With the election finally over, let’s take a moment to review the Beeb’s coverage before we move on. This is possibly one for the train spotters, but it’s important not least because of the Beeb’s claim that individual examples of bias aren’t persuasive as they are trying to achieve balance over time. How the Beeb does so is anyone’s guess, as there’s no evidence they monitor it. However, let’s be radical: let’s assume they’re not lying. So let’s look at the coverage of the election (okay, from the moment Palin was selected) on Justin Webb’s blog. And let’s take with the treatment of Palin. To anticipate a few preliminary objections:
- Why Webb? Well, he’s the North American Editor, so it seems reasonable.
- Why the blog? I don’t think the Beeb’s going to let me have all the tapes of Webb’s broadcast coverage. And, frankly, I don’t want them. But not to worry: we know that the same rules regarding impartiality apply, so the blog entries should, if Webb’s doing his job, present a balanced and impartial view.
- Why Palin? Webb’s blogged on her a lot, which means there’s a decent sample. And she’s someone on which there are significantly differing views, which we should therefore expect to see reflected in the coverage. As Webb puts it, she is immensely grating on those who do not like her, but immensely pleasing to those who do.
So let’s look at the balance:
As for Sarah Palin! Her creationist views are bound to become an issue (can you really have a president who denies basic truths about the world?)
So Webb’s coverage of Palin begins, and with characteristic style – ignoring the fact that, as the Beeb’s admitted, she’s not a creationist, and that she’s not running for president.

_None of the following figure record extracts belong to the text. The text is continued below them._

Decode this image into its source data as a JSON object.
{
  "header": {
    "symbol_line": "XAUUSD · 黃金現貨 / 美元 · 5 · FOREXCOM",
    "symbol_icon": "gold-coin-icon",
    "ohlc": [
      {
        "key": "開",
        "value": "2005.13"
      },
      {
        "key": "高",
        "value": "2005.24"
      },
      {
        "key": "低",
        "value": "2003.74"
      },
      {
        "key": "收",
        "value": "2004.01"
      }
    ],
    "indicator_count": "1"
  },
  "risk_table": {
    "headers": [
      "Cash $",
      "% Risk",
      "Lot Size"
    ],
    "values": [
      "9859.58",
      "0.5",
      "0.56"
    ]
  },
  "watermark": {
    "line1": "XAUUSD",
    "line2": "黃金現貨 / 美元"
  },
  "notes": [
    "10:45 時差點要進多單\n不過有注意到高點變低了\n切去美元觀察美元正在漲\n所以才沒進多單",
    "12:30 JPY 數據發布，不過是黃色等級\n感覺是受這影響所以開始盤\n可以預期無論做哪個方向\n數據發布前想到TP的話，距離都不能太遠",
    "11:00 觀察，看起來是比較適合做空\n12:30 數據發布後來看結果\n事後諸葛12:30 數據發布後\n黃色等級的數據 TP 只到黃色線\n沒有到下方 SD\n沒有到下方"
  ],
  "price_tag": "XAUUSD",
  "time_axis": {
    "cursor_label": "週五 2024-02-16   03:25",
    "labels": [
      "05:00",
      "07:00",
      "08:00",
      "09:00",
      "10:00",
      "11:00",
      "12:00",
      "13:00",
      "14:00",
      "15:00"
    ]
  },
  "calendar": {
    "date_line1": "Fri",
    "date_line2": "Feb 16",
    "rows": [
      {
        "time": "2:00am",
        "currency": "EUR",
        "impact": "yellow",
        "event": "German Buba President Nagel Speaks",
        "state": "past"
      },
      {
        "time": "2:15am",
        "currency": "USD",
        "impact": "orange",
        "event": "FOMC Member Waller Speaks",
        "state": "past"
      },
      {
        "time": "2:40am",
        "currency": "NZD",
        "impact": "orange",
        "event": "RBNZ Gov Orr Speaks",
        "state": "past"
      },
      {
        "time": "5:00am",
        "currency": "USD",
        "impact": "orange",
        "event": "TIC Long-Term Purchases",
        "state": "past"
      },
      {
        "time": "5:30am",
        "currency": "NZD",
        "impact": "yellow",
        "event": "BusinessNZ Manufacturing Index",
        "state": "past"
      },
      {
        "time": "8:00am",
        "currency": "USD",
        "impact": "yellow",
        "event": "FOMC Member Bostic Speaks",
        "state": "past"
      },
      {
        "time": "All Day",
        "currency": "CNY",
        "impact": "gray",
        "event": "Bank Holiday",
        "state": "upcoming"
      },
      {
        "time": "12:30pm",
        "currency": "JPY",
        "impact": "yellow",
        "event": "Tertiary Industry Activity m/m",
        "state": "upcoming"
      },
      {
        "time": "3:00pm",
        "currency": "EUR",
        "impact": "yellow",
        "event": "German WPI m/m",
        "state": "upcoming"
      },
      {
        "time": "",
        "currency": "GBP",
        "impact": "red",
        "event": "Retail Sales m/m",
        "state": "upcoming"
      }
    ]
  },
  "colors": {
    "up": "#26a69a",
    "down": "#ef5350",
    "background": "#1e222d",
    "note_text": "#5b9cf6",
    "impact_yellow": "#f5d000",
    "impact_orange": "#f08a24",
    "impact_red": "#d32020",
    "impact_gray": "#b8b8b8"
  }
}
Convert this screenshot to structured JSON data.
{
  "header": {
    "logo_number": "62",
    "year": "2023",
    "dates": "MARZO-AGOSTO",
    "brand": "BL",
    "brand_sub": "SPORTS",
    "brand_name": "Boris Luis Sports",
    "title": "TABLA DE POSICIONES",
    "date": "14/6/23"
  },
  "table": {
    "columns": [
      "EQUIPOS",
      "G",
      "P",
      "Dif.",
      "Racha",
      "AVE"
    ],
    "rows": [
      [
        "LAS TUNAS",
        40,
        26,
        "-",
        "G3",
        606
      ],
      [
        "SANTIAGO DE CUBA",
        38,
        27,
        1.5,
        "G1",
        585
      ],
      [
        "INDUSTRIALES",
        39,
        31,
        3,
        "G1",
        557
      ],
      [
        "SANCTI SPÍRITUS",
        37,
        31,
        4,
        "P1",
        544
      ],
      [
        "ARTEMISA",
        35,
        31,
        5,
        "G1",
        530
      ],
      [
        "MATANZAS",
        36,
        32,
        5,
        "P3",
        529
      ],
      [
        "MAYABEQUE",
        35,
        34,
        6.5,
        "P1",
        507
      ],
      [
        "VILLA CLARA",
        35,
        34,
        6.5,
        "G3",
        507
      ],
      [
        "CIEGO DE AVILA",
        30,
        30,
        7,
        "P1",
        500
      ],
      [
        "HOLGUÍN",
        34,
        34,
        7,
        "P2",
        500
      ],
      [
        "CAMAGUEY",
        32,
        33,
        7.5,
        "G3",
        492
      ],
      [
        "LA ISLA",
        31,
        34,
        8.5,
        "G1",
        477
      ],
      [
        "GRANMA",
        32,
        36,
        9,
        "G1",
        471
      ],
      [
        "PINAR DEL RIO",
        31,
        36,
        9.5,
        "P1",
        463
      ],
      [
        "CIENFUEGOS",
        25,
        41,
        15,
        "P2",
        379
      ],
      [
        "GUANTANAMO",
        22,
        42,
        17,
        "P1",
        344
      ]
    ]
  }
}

I’m going to chalk that one up as a negative comment.
However, I’m going to exclude those comments that are neutral – and I’m using the term loosely. Comments such as these:
- My prediction: she will be a brilliant candidate or blow up and take the whole party down with her. Not sure which.
- A view of Sarah Palin here that suggests she has an ability to crash and burn or remind us all of Ronnie (Reagan, that is) at his best: just dunno which yet.
So what’s that leave us with? Well, here are the postive comments, such as they are:
- Palins Punches: I liked the parliamentary-style jabs at Obama and they have peppered the news coverage, though I still think she is skating on thin ice.
- America’s Answer to Thatcher: with that quote about being grating or pleasing (I’m trying to be generous)
- Two posts about Palin getting more cheers than McCain: Disappointment? and Regan, Clinton, W and Obama. These really seem like digs at McCain, but let’s give him the benefit of the doubt.
- And an admission that She is not the harbinger of some dark witch-burning retreat into superstition and irrationality.
And on the negative side:
- The rumour that she wants to ban books – not true, says Webb, but reported anyway.
- Hagel questions Palin’s experience.
- Should McCain have picked Romney, he asks. And at about this point he entirely loses it…
- She’s the woman rational, educated Americans regard with ever-increasing horror
- Will she still debate? He asks, for no apparent reason. The answer, not surprisingly, is “yes”.
- Her voice cuts glass.
- Her world view is essentially ignorant.
- She’s not funny and she’s not clever; and
- She’s the preferred outcome for those who hate America… she pals around with people who believe in witches.
So, on balance, and over time, do you reckon that Webb thinks Palin would have: made a brilliant VP; been an awful one; or do those rules on impartiality and his professionalism make it just impossible to tell?